El artículo completo en el blog [Aprende Machine Learning](http://www.aprendemachinelearning.com) en Español.

Crearemos el juego del pong con interface gráfica de Matplotlib

El Agente deberá aprender a jugar sólo mediante premios y castigos.

Crearemos las clases:

* Agente: implementará el algoritmo de QLearning
* Environment: será nuestro tablero de juego

Y crearemos una función para comenzar a jugar, donde entrenará iterando miles de partidas de pong.

Finalmente, ejecutarmos 1 partida con el agente ya entrenado


In [1]:
#-----------------------------------------------------------------------------
#   INSTALAMOS LIBRERÍAS
#-----------------------------------------------------------------------------
import numpy as np
import matplotlib.pyplot as plt
from random import randint
from time import sleep
from IPython.display import clear_output
from math import ceil,floor

%matplotlib inline

# Clase Agente

In [2]:
#-----------------------------------------------------------------------------
#   CREAMOS LA CLASE AGENTE - IMPLEMENTARÁ EL ALGORITMO DE QLEARNING
#-----------------------------------------------------------------------------
class PongAgent:

    def __init__(self, game, policy=None, discount_factor = 0.1, learning_rate = 0.1, ratio_explotacion = 0.9):

        # Creamos la tabla de politicas
        if policy is not None:
            self._q_table = policy
        else:
            position = list(game.positions_space.shape)
            position.append(len(game.action_space))
            self._q_table = np.zeros(position)

        self.discount_factor = discount_factor
        self.learning_rate = learning_rate
        self.ratio_explotacion = ratio_explotacion

    def get_next_step(self, state, game):

        # Damos un paso aleatorio...
        next_step = np.random.choice(list(game.action_space))

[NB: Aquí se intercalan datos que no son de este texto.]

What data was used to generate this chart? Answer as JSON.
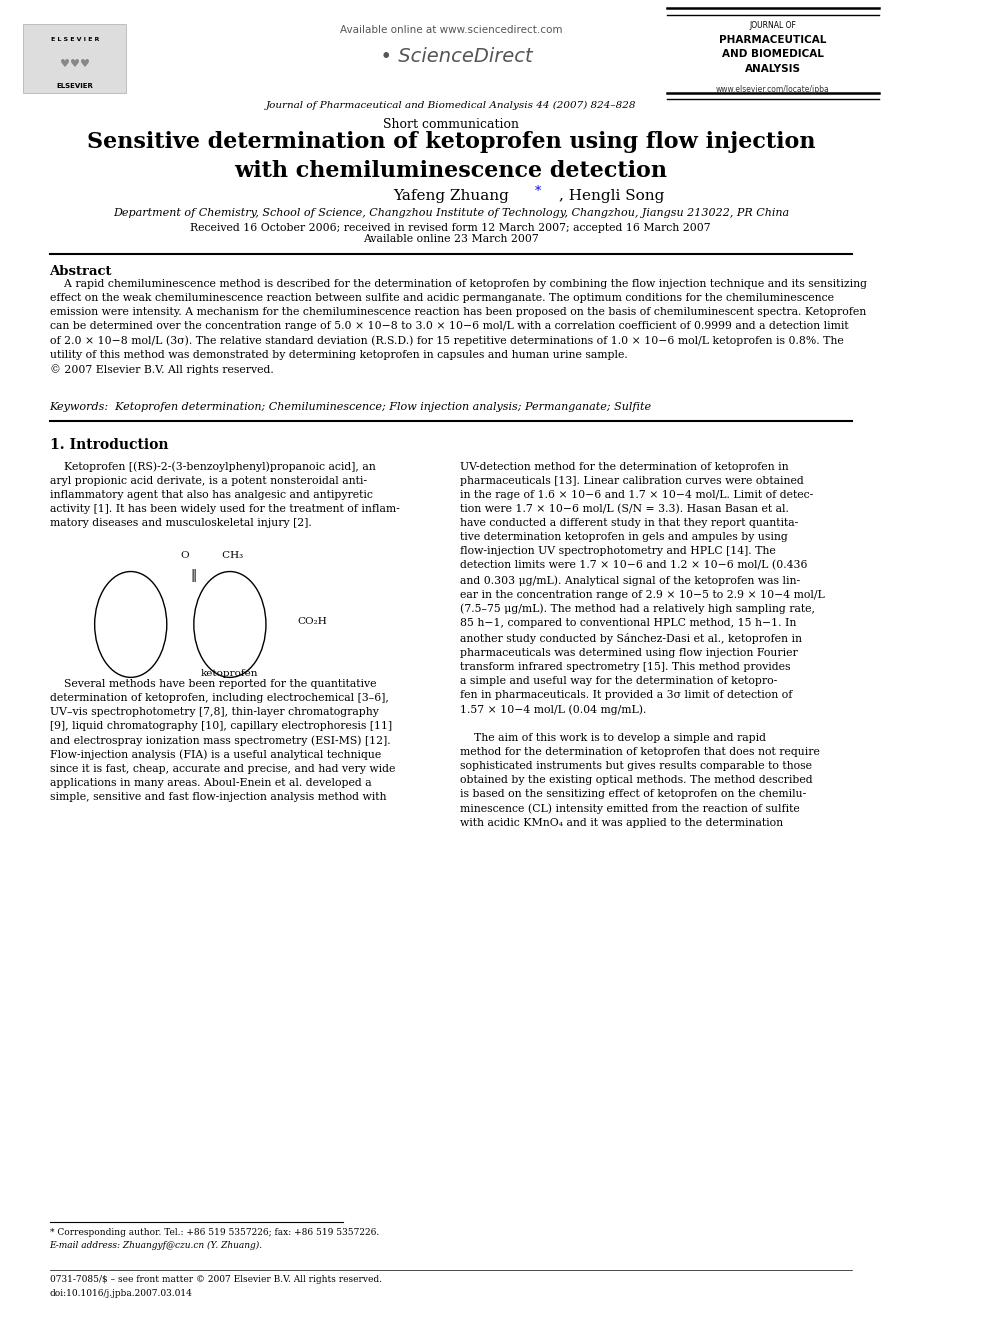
{
  "bg_color": "#ffffff",
  "page_width": 9.92,
  "page_height": 13.23,
  "header": {
    "available_online": "Available online at www.sciencedirect.com",
    "journal_name_line1": "JOURNAL OF",
    "journal_name_line2": "PHARMACEUTICAL",
    "journal_name_line3": "AND BIOMEDICAL",
    "journal_name_line4": "ANALYSIS",
    "journal_issue": "Journal of Pharmaceutical and Biomedical Analysis 44 (2007) 824–828",
    "website": "www.elsevier.com/locate/jpba",
    "elsevier_label": "ELSEVIER"
  },
  "article_type": "Short communication",
  "title": "Sensitive determination of ketoprofen using flow injection\nwith chemiluminescence detection",
  "authors": "Yafeng Zhuang *, Hengli Song",
  "affiliation": "Department of Chemistry, School of Science, Changzhou Institute of Technology, Changzhou, Jiangsu 213022, PR China",
  "received": "Received 16 October 2006; received in revised form 12 March 2007; accepted 16 March 2007",
  "available": "Available online 23 March 2007",
  "abstract_title": "Abstract",
  "keywords": "Keywords:  Ketoprofen determination; Chemiluminescence; Flow injection analysis; Permanganate; Sulfite",
  "section1_title": "1. Introduction",
  "footnote_corresponding": "* Corresponding author. Tel.: +86 519 5357226; fax: +86 519 5357226.",
  "footnote_email": "E-mail address: Zhuangyf@czu.cn (Y. Zhuang).",
  "footnote_issn": "0731-7085/$ – see front matter © 2007 Elsevier B.V. All rights reserved.",
  "footnote_doi": "doi:10.1016/j.jpba.2007.03.014"
}
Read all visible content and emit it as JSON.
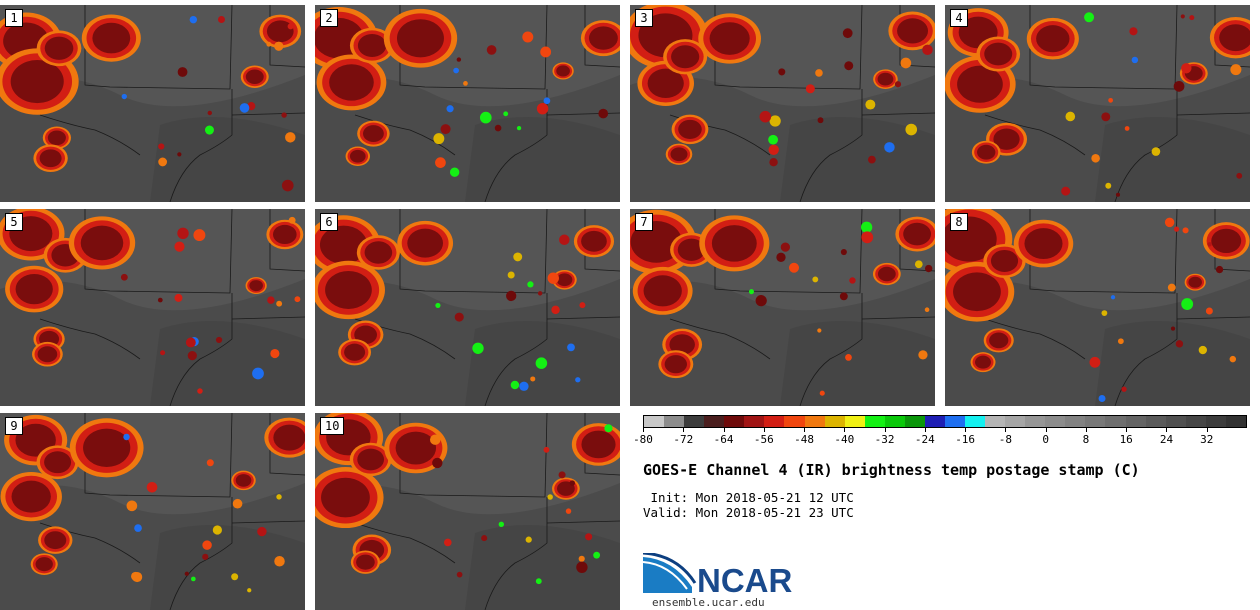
{
  "panels": [
    {
      "label": "1"
    },
    {
      "label": "2"
    },
    {
      "label": "3"
    },
    {
      "label": "4"
    },
    {
      "label": "5"
    },
    {
      "label": "6"
    },
    {
      "label": "7"
    },
    {
      "label": "8"
    },
    {
      "label": "9"
    },
    {
      "label": "10"
    }
  ],
  "colorbar": {
    "colors": [
      "#c8c8c8",
      "#8c8c8c",
      "#3c3c3c",
      "#4a1e1e",
      "#6e0a0a",
      "#a01414",
      "#d21e14",
      "#f0460f",
      "#f0780f",
      "#dcb400",
      "#f0f014",
      "#14f014",
      "#0ac80a",
      "#0a960a",
      "#1e1eb4",
      "#1e6ef0",
      "#14f0f0",
      "#b4b4b4",
      "#a5a5a5",
      "#969696",
      "#8c8c8c",
      "#828282",
      "#787878",
      "#6e6e6e",
      "#646464",
      "#5a5a5a",
      "#505050",
      "#464646",
      "#3c3c3c",
      "#323232"
    ],
    "ticks": [
      "-80",
      "-72",
      "-64",
      "-56",
      "-48",
      "-40",
      "-32",
      "-24",
      "-16",
      "-8",
      "0",
      "8",
      "16",
      "24",
      "32"
    ]
  },
  "title": "GOES-E Channel 4 (IR) brightness temp postage stamp (C)",
  "init": " Init: Mon 2018-05-21 12 UTC",
  "valid": "Valid: Mon 2018-05-21 23 UTC",
  "logo_text": "NCAR",
  "site": "ensemble.ucar.edu"
}
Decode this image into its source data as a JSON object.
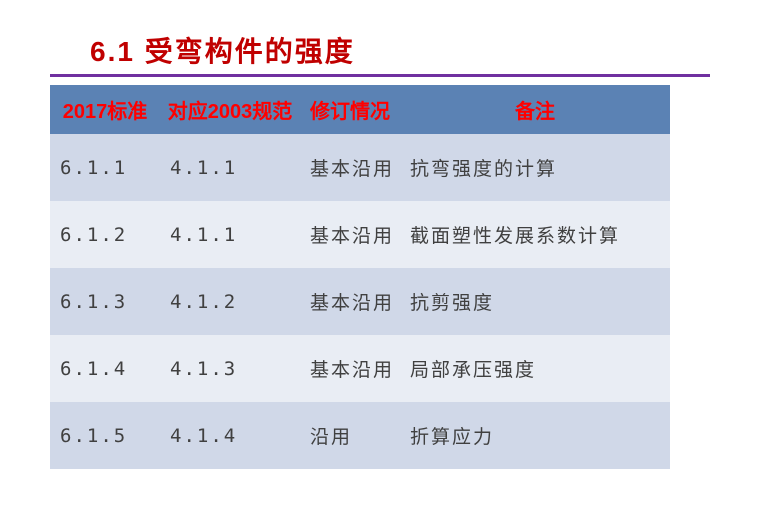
{
  "title": {
    "text": "6.1 受弯构件的强度",
    "color": "#c00000",
    "divider_color": "#7030a0"
  },
  "table": {
    "header_bg": "#5b82b4",
    "header_color": "#ff0000",
    "row_bg_a": "#d0d8e8",
    "row_bg_b": "#e9edf4",
    "cell_color": "#404040",
    "columns": [
      "2017标准",
      "对应2003规范",
      "修订情况",
      "备注"
    ],
    "rows": [
      [
        "6.1.1",
        "4.1.1",
        "基本沿用",
        "抗弯强度的计算"
      ],
      [
        "6.1.2",
        "4.1.1",
        "基本沿用",
        "截面塑性发展系数计算"
      ],
      [
        "6.1.3",
        "4.1.2",
        "基本沿用",
        "抗剪强度"
      ],
      [
        "6.1.4",
        "4.1.3",
        "基本沿用",
        "局部承压强度"
      ],
      [
        "6.1.5",
        "4.1.4",
        "沿用",
        "折算应力"
      ]
    ]
  }
}
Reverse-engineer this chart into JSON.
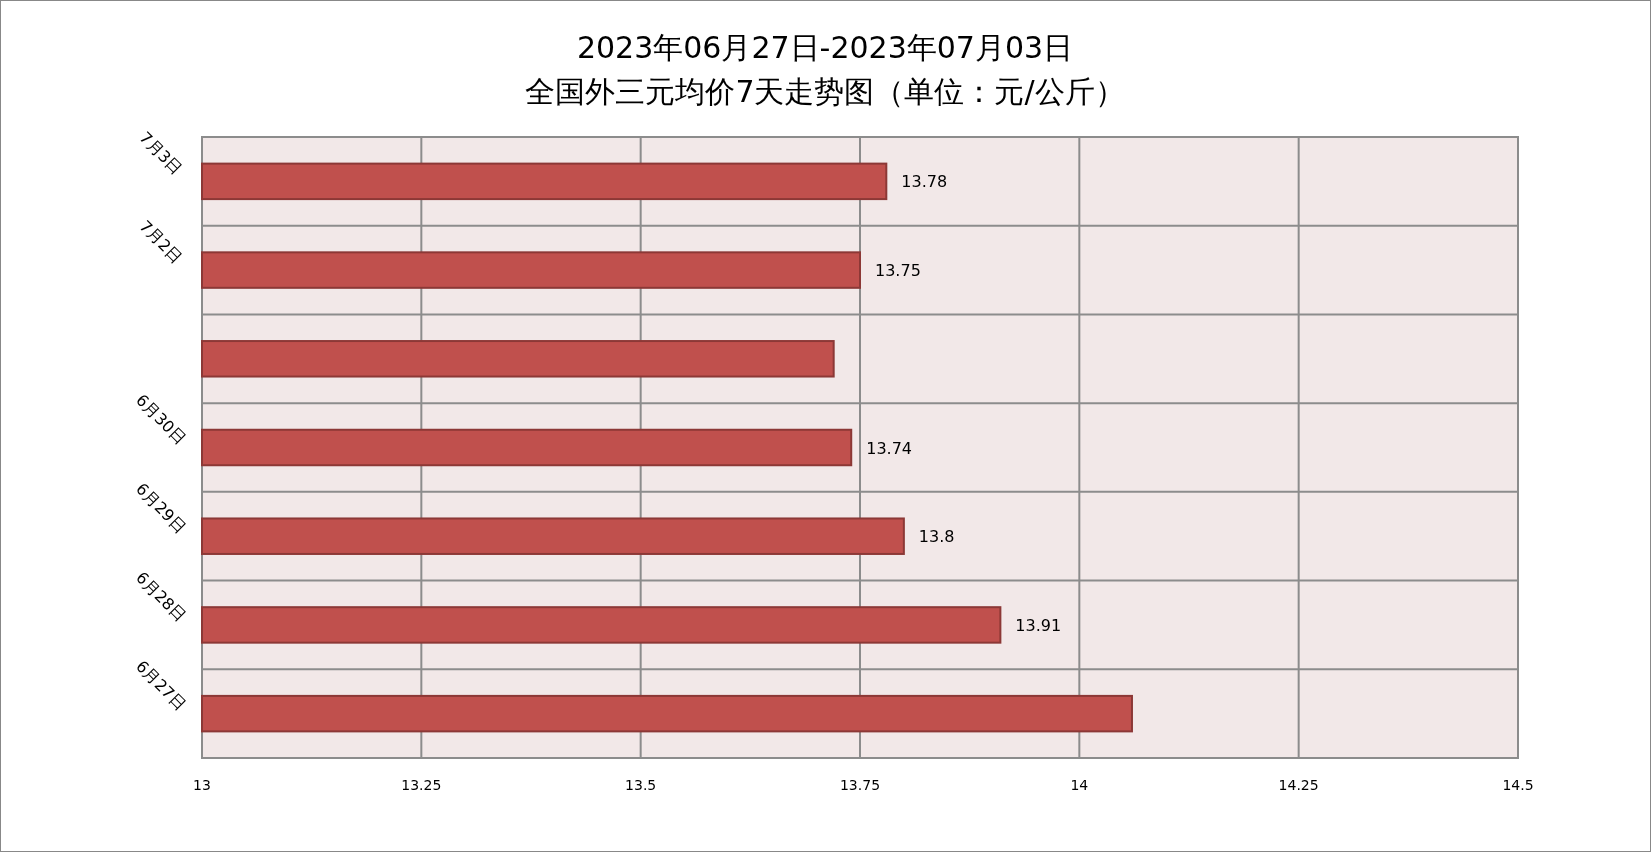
{
  "chart_data": {
    "type": "bar",
    "orientation": "horizontal",
    "title": "2023年06月27日-2023年07月03日",
    "subtitle": "全国外三元均价7天走势图（单位：元/公斤）",
    "categories": [
      "7月3日",
      "7月2日",
      null,
      "6月30日",
      "6月29日",
      "6月28日",
      "6月27日"
    ],
    "values": [
      13.78,
      13.75,
      13.72,
      13.74,
      13.8,
      13.91,
      14.06
    ],
    "value_labels": [
      "13.78",
      "13.75",
      null,
      "13.74",
      "13.8",
      "13.91",
      null
    ],
    "color": "#c0504d",
    "xlim": [
      13,
      14.5
    ],
    "xticks": [
      13,
      13.25,
      13.5,
      13.75,
      14,
      14.25,
      14.5
    ],
    "grid": true
  }
}
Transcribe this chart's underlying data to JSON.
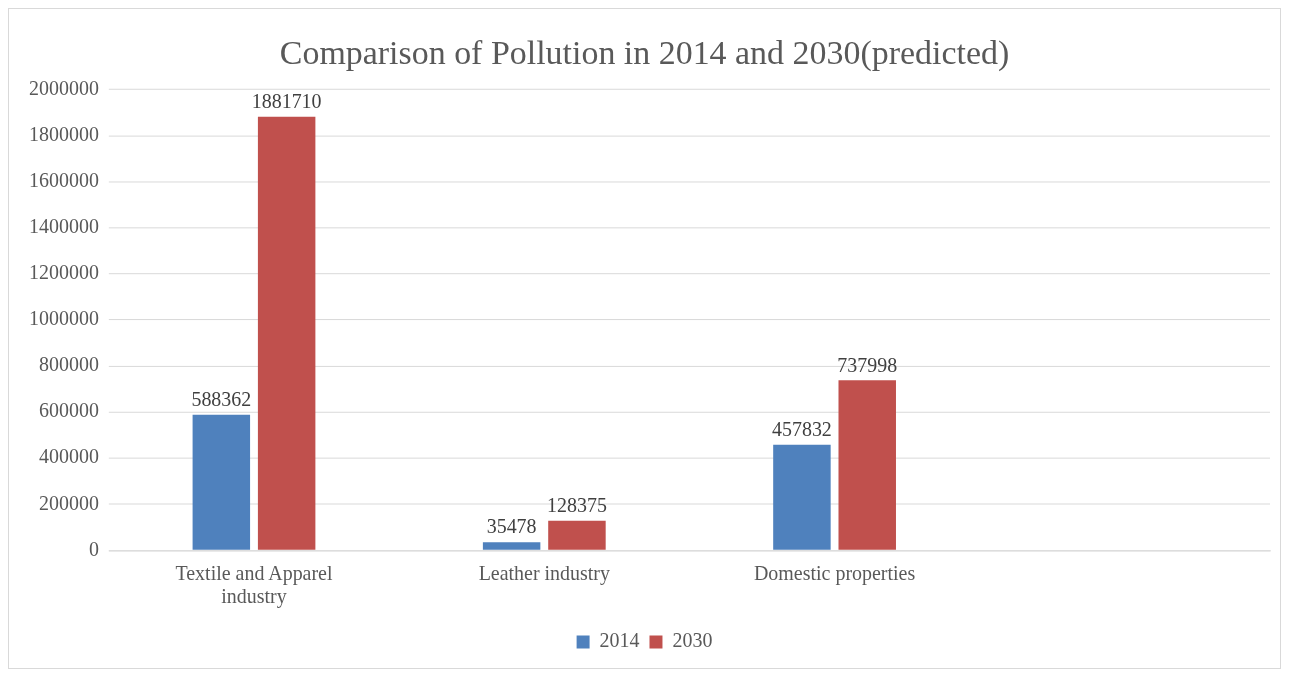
{
  "chart_data": {
    "type": "bar",
    "title": "Comparison of Pollution in 2014 and 2030(predicted)",
    "categories": [
      "Textile and Apparel industry",
      "Leather industry",
      "Domestic properties",
      null
    ],
    "series": [
      {
        "name": "2014",
        "color": "#4f81bd",
        "values": [
          588362,
          35478,
          457832,
          null
        ]
      },
      {
        "name": "2030",
        "color": "#c0504d",
        "values": [
          1881710,
          128375,
          737998,
          null
        ]
      }
    ],
    "ylim": [
      0,
      2000000
    ],
    "yticks": [
      0,
      200000,
      400000,
      600000,
      800000,
      1000000,
      1200000,
      1400000,
      1600000,
      1800000,
      2000000
    ],
    "grid": "y",
    "legend": "bottom",
    "data_labels": true
  }
}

        # o tomaremos el mejor paso...
        if np.random.uniform() <= self.ratio_explotacion:
            # tomar el maximo
            idx_action = np.random.choice(np.flatnonzero(
                    self._q_table[state[0],state[1],state[2]] == self._q_table[state[0],state[1],state[2]].max()
                ))
            next_step = list(game.action_space)[idx_action]

        return next_step

    #-----------------------------------------------------------------------------
    # Actualizamos las politicas con las recompensas obtenidas
    #-----------------------------------------------------------------------------
    def update(self, game, old_state, action_taken, reward_action_taken, new_state, reached_end):
        idx_action_taken =list(game.action_space).index(action_taken)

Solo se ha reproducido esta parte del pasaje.